Rodrigo Craveiro
Brasília – “Em nossas próprias mãos, em nossas mãos sozinhas, se encontra o destino do povo alemão. Apenas se levantarmos, por meio de nosso próprio trabalho, nossa própria indústria, determinação, ousadia e perseverança. Somente assim nos levantaremos novamente.” O primeiro discurso do austríaco Adolf Hitler, depois de ser empossado chanceler do Terceiro Reich pelo presidente Paul von Hindenburg, em 30 de janeiro de 1933, em nada antecipava a catástrofe que os alemães e o mundo enfrentariam. Em 12 anos de governo, o Führer usou pulso de ferro para liderar um país em guerra e transformou as Schutzstaffel – as SS – em máquina de matar. Sob a ideologia nacional-socialista (ou nazista), seus comandados assassinaram mais de 6 milhões de judeus.
Oito décadas após a chegada de Hitler ao poder e 68 anos depois de seu suicídio, a Alemanha busca acertar as contas com a história. Na semana passada, por duas ocasiões, a chanceler Angela Merkel assumiu a culpa do país pelo nazismo. “Naturalmente, nós temos uma responsabilidade perpétua pelos crimes do nacional-socialismo, pelas vítimas da Segunda Guerra Mundial e, acima de tudo, pelo Holocausto”, comentou, na segunda-feira. “Devemos dizer claramente, geração após geração: com coragem, cada indivíduo pode ajudar a garantir que o racismo e o antissemitismo não tenham chance.” Dois dias depois, durante uma exposição na antiga sede da Gestapo (a polícia secreta nazista), ela acusou as elites e amplos setores da sociedade de participarem da ascensão do Führer.
Em entrevista ao Estado de Minas, três especialistas em nazismo falaram sobre as marcas que Hitler deixou na Alemanha. Para o alemão Dierk Borstel, cientista político da Universidade de Dortmund, o país precisa suportar o fardo do passado, tanto por seu papel na eclosão da Segunda Guerra Mundial, quanto pela singularidade do Holocausto. “Essa responsabilidade tem um grande peso, e não se limita somente à geração imediata dos criminosos nazistas”, comenta. Ele alerta sobre a existência de uma minoria de adeptos da extrema direita que se relacionam com o nacional-socialismo histórico e seu ideário. “Até agora, as suas organizações não chegaram ao Parlamento (Bundestag) ou ao governo.
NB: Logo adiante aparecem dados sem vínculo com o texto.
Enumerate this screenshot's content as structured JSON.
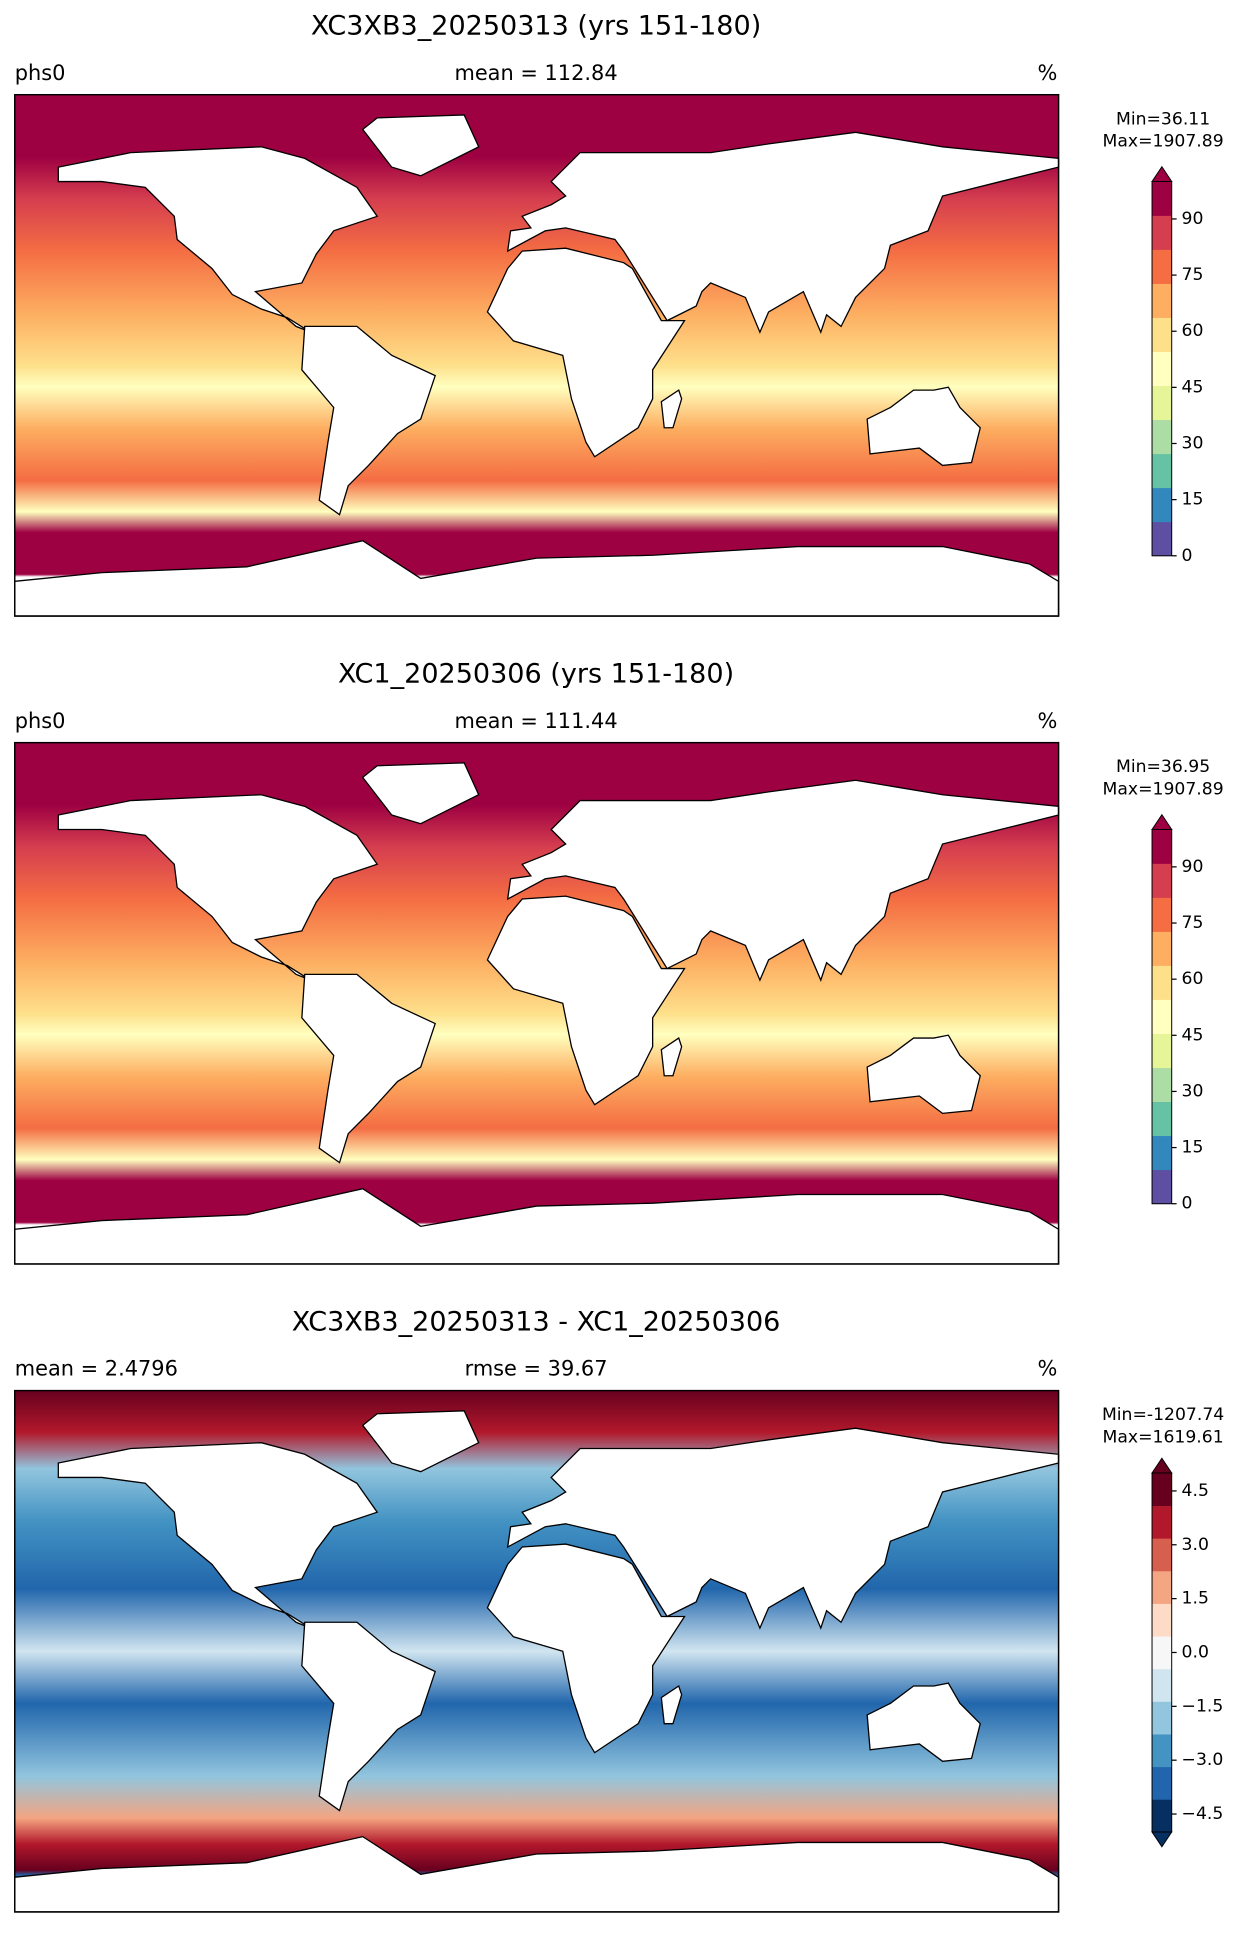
{
  "chart_data": [
    {
      "type": "map",
      "title": "XC3XB3_20250313 (yrs 151-180)",
      "left_label": "phs0",
      "center_label": "mean = 112.84",
      "right_label": "%",
      "stats": [
        "Min=36.11",
        "Max=1907.89"
      ],
      "clim": [
        0,
        100
      ],
      "cticks": [
        0,
        15,
        30,
        45,
        60,
        75,
        90
      ],
      "extend": "max",
      "colors": [
        "#5e4fa2",
        "#3288bd",
        "#66c2a5",
        "#abdda4",
        "#e6f598",
        "#ffffbf",
        "#fee08b",
        "#fdae61",
        "#f46d43",
        "#d53e4f",
        "#9e0142"
      ]
    },
    {
      "type": "map",
      "title": "XC1_20250306 (yrs 151-180)",
      "left_label": "phs0",
      "center_label": "mean = 111.44",
      "right_label": "%",
      "stats": [
        "Min=36.95",
        "Max=1907.89"
      ],
      "clim": [
        0,
        100
      ],
      "cticks": [
        0,
        15,
        30,
        45,
        60,
        75,
        90
      ],
      "extend": "max",
      "colors": [
        "#5e4fa2",
        "#3288bd",
        "#66c2a5",
        "#abdda4",
        "#e6f598",
        "#ffffbf",
        "#fee08b",
        "#fdae61",
        "#f46d43",
        "#d53e4f",
        "#9e0142"
      ]
    },
    {
      "type": "map",
      "title": "XC3XB3_20250313 - XC1_20250306",
      "left_label": "mean = 2.4796",
      "center_label": "rmse = 39.67",
      "right_label": "%",
      "stats": [
        "Min=-1207.74",
        "Max=1619.61"
      ],
      "clim": [
        -5,
        5
      ],
      "cticks": [
        {
          "value": -4.5,
          "label": "−4.5"
        },
        {
          "value": -3,
          "label": "−3.0"
        },
        {
          "value": -1.5,
          "label": "−1.5"
        },
        {
          "value": 0,
          "label": "0.0"
        },
        {
          "value": 1.5,
          "label": "1.5"
        },
        {
          "value": 3,
          "label": "3.0"
        },
        {
          "value": 4.5,
          "label": "4.5"
        }
      ],
      "extend": "both",
      "colors": [
        "#053061",
        "#2166ac",
        "#4393c3",
        "#92c5de",
        "#d1e5f0",
        "#f7f7f7",
        "#fddbc7",
        "#f4a582",
        "#d6604d",
        "#b2182b",
        "#67001f"
      ]
    }
  ]
}
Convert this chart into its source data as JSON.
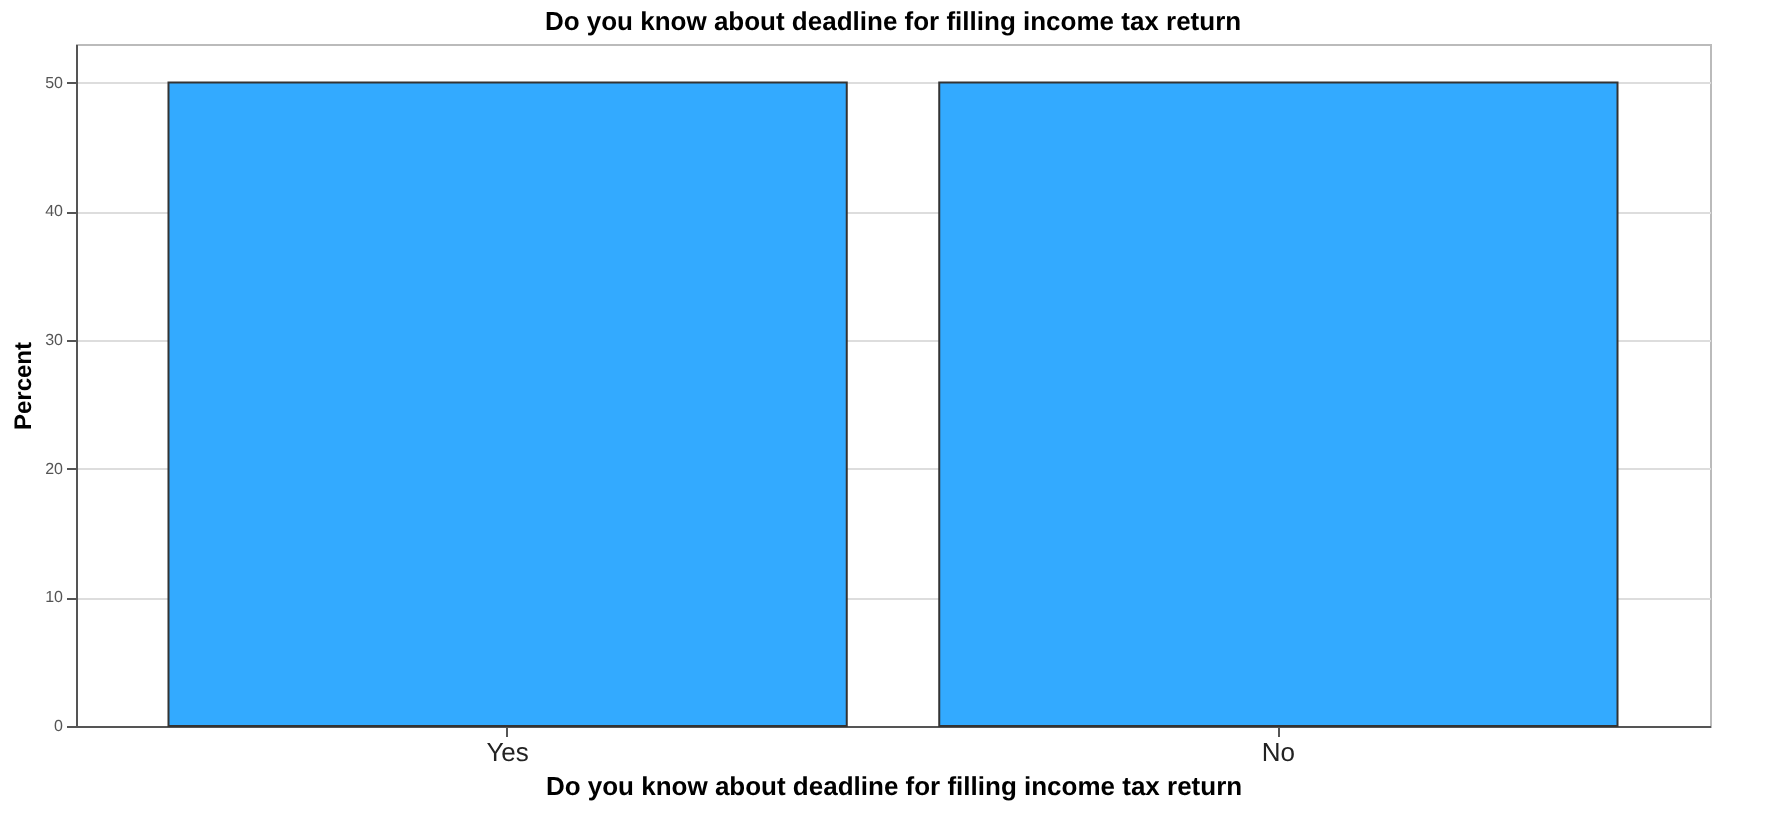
{
  "chart_data": {
    "type": "bar",
    "title": "Do you know about deadline for filling income tax return",
    "xlabel": "Do you know about deadline for filling income tax return",
    "ylabel": "Percent",
    "categories": [
      "Yes",
      "No"
    ],
    "values": [
      50,
      50
    ],
    "color": "#33aaff",
    "ylim": [
      0,
      53
    ],
    "yticks": [
      0,
      10,
      20,
      30,
      40,
      50
    ],
    "grid": "y"
  }
}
Mais problemáticas são suas ações em cidades, com alguns atos de violência e tentativas de dominação local”, diz.
A sociedade alemã alimentava o antissemitismo e acumulava queixas de problemas socioeconômicos. Não fossem essas configurações, garante Borstel, Hitler dificilmente teria chegado ao poder. Apesar de acreditar que não exista outro líder extremista de direita a caminho, ele admite a existência de um instigante terreno fértil para ações políticas na Alemanha. “Pesquisas da Universidade de Bielefeld constatam que 10% dos alemães têm tendências antissemitas e de extrema direita.”
Sedução Richard Breitman, historiador da American University (em Washington) e coautor de Hitler´s shadow: Nazi war criminals (na tradução, A sombra de Hitler: criminosos de guerra nazistas), explica que o Führer transformou o nacionalismo em chauvinismo. “O antissemitismo tornou-se uma crença de que os judeus representavam um inimigo demoníaco, uma ameaça terrível.” De acordo com ele, alguns alemães foram seduzidos pela habilidade de Hitler em tornar o país próspero. “Os talentos de Hitler foram essenciais para o sucesso do nazismo, como a retórica hábil, a astúcia política, a força de vontade e a determinação de chegar ao máximo”, afirma Breitman.
Batalha de Stalingrado
A cidade de Volgogrado readotou seu antigo nome de Stalingrado por algumas horas ontem, enquanto a Rússia comemorava o 70º aniversário da batalha que mudou os rumos da Segunda Guerra Mundial. A vitória na Batalha de Stalingrado, que durou seis meses e causou a morte de cerca de 2 milhões de pessoas, é símbolo de orgulho nacional, que produziu surtos de sentimento patriótico e, em alguns momentos, nostalgia em relação à era soviética e ao ditador Josef Stalin. O presidente russo Vladimir Putin voou para Volgogrado, conhecida como Stalingrado de 1925 a 1961, para levar uma coroa de flores e se encontrar com veteranos depois de uma parada militar liderada por soldados em uniformes da Segunda Guerra Mundial e com a presença de um tanque T-34, da época do conflito. Depois da batalha de Stalingrado, tropas soviéticas avançaram a oeste em direção a Berlim, tomando a capital alemã 27 meses depois.